L’area definita come Great Pacific Garbage Patch (Gpgp) si trova tra le Hawaii e la California ed è nota per essere la più imponente zona oceanica in cui si concentra il maggior numero di rifiuti di plastica.
Una vera e propria isola di plastica nel Pacifico dovuta all’accumulo di rifiuti galleggianti spinti in quell’area dalle correnti e del vortice oceanico che caratterizza la zona. Gran parte dei detriti sono frammenti di plastica di dimensioni ridotte, addirittura microscopiche.
Ripulire il Great Pacific Garbage Patch, scoperto nel 1988 dai ricercatori della National Oceanic and Atmospheric Administration, è l’obiettivo del progetto Ocean CleanUp, attivo dal 2013. Attraverso degli innovativi dispositivi la fondazione ha annunciato di voler eliminare il 50% della plastica intrappolata nel vortice del Pacifico del Nord nell’arco di 5 anni.
Questa operazione se da un lato vanta numerosi sostenitori, dall’altra non sono pochi gli scienziati che ne mettono in discussione l’utilità dal momento che il sistema di filtraggio messo a punto non funzionerebbe per le microparticelle di plastica (troppo piccole per essere filtrate), e potrebbe danneggiare gli organismi marini planctonici che vivono alla superficie dell’acqua. Alcuni esperti fanno notare poi che la maggior parte dei rifiuti plastici si trova lungo le coste e non in mezzo all’oceano. Ripulire mari e oceani potrebbe quindi non essere sostenibile e di certo non rappresenta la soluzione al problema.

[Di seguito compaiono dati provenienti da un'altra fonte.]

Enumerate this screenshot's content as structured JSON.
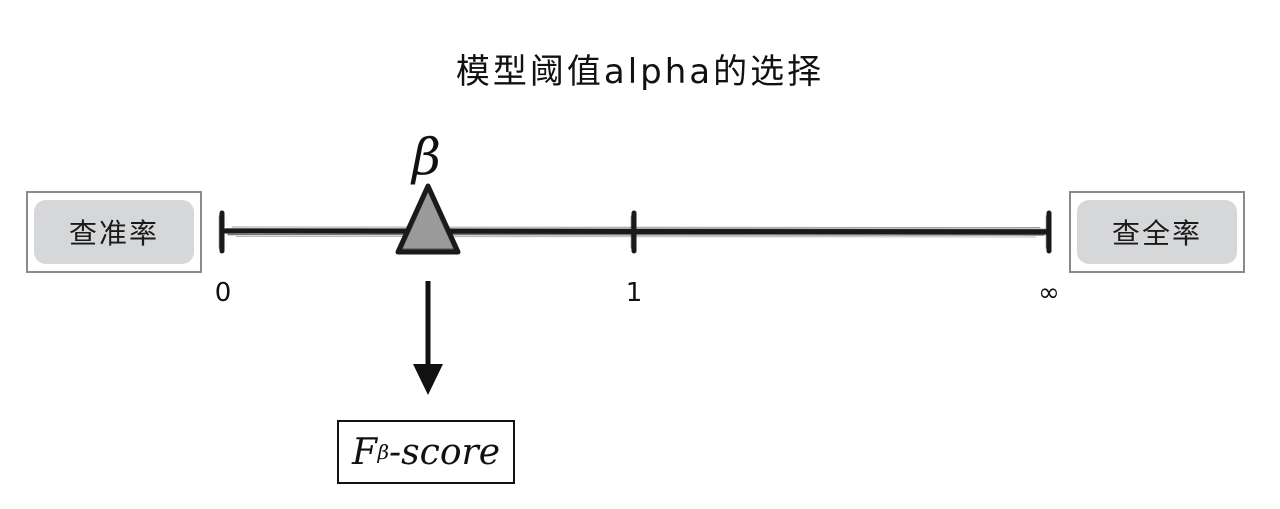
{
  "diagram": {
    "title": "模型阈值alpha的选择",
    "left_box": {
      "label": "查准率"
    },
    "right_box": {
      "label": "查全率"
    },
    "axis": {
      "ticks": [
        {
          "label": "0"
        },
        {
          "label": "1"
        },
        {
          "label": "∞"
        }
      ]
    },
    "marker": {
      "label": "β",
      "icon": "triangle-marker-icon",
      "fill_color": "#9a9a9a",
      "stroke_color": "#1a1a1a"
    },
    "output": {
      "main": "F",
      "subscript": "β",
      "suffix": "-score"
    },
    "arrow_icon": "arrow-down-icon"
  }
}
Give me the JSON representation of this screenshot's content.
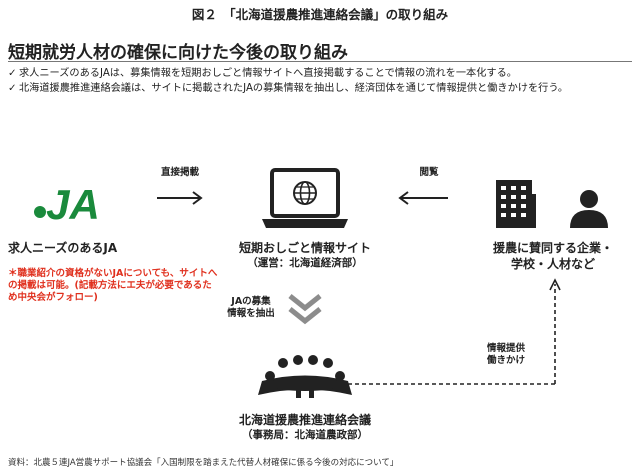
{
  "figure_title": "図２　「北海道援農推進連絡会議」の取り組み",
  "heading": "短期就労人材の確保に向けた今後の取り組み",
  "bullets": [
    "求人ニーズのあるJAは、募集情報を短期おしごと情報サイトへ直接掲載することで情報の流れを一本化する。",
    "北海道援農推進連絡会議は、サイトに掲載されたJAの募集情報を抽出し、経済団体を通じて情報提供と働きかけを行う。"
  ],
  "check_mark": "✓",
  "nodes": {
    "ja": {
      "logo_text": "JA",
      "label": "求人ニーズのあるJA",
      "note": "＊職業紹介の資格がないJAについても、サイトへの掲載は可能。(記載方法にエ夫が必要であるため中央会がフォロー)"
    },
    "site": {
      "label": "短期おしごと情報サイト",
      "sub": "（運営：北海道経済部）"
    },
    "supporters": {
      "label": "援農に賛同する企業・",
      "label2": "学校・人材など"
    },
    "council": {
      "label": "北海道援農推進連絡会議",
      "sub": "（事務局：北海道農政部）"
    }
  },
  "edges": {
    "direct_post": "直接掲載",
    "browse": "閲覧",
    "extract_line1": "JAの募集",
    "extract_line2": "情報を抽出",
    "provide_line1": "情報提供",
    "provide_line2": "働きかけ"
  },
  "source": "資料：北農５連JA営農サポート協議会「入国制限を踏まえた代替人材確保に係る今後の対応について」",
  "colors": {
    "ja_green": "#1a8a3c",
    "note_red": "#e0301e",
    "icon_dark": "#222222",
    "chevron_gray": "#8c8c8c"
  }
}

Quale dovrebbe essere allora la via da percorrere? Bisognerebbe intervenire a monte con un’efficiente gestione dei rifiuti urbani, in modo da evitare che tonnellate di plastica si riversino nel mare. Un’economia circolare, capace di migliorare il ciclo produttivo, l’uso e lo smaltimento della plastica, riducendo gli sprechi, potrebbe dare un grosso contributo alla causa.